Accurate image monitoring, of course, is central to working Mann’s preferred way. Canning arranged two monitoring systems to allow maximum collaboration on set. First, Mann was set up with a personal 24in. Cine-tal LCD monitor, and then a Sony BVM-D24E1WE CRT monitor was positioned in a tent for the full team to view.

“The Cine-tal is difficult to share—only one person can consume it at a time,” Canning says. “Your head has to be right in the middle of it because it’s LCD and can’t be off-axis. But in a tent, the grip, gaffer, DP, [digital imaging technician], and others also needed to see the images, and for those situations, there is no better monitor than a [high-end] CRT. ... Having [the two monitors] together was the best way to do it.
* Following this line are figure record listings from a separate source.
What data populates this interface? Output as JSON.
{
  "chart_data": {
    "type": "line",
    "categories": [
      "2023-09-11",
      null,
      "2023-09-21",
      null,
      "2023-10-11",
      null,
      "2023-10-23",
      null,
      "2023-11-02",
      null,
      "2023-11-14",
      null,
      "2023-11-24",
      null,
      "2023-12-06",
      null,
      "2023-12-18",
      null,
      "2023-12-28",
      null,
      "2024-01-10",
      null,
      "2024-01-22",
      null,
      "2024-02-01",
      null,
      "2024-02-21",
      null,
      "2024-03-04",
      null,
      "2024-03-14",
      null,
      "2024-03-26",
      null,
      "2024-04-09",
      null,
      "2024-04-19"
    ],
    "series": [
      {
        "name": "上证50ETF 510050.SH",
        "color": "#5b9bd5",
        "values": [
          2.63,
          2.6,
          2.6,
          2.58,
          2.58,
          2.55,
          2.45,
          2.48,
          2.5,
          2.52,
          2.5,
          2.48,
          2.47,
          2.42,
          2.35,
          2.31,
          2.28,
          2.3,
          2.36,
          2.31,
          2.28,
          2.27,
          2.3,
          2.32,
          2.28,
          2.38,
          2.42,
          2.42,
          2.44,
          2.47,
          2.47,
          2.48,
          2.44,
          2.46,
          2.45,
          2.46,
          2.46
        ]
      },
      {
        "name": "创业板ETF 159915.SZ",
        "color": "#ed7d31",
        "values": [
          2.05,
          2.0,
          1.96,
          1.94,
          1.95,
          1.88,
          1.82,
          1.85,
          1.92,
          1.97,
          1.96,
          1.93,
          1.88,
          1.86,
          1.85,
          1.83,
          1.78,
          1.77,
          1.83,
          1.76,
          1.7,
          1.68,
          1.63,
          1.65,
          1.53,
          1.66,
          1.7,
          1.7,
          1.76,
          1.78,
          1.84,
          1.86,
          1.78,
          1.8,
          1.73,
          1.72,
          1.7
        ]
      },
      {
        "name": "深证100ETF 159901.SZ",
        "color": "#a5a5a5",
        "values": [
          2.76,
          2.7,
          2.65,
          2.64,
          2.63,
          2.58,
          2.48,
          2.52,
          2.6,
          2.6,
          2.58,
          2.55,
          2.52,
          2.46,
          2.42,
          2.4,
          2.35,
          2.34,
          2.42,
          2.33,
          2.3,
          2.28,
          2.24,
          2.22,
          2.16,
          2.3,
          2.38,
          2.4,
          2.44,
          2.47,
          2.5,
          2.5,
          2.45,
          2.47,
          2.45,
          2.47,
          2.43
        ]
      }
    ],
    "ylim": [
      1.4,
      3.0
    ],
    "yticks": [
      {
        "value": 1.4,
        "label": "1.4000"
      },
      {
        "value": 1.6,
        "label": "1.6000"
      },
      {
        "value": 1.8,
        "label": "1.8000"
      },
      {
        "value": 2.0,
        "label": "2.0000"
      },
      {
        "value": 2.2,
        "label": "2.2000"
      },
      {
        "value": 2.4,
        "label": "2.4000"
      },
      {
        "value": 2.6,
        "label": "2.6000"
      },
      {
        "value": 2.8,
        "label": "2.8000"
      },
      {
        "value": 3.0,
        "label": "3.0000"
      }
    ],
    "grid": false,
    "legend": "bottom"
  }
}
We had a monitor that was real stable for light output and color temperature, including through temperature swings, and then, next to it, a monitor that everyone in the tent could see at the same time.”

Mann says he had more on-set control this time around than he has ever had over digitally acquired imagery for a feature film. “With that high-def monitor, if I think something is too red, I’ll ask Dave Canning to pull back on it, or I might make a determination that I like a certain flatness, but we are picking up a bit of noise, so I might tell him to push it,” he says. “Or it might be low-contrast and I’ll want to add some noise or add some reds in, particularly between the blacks and the low mid-range. During shooting, if I decide such things, we can rough it in and take real advantage of it.”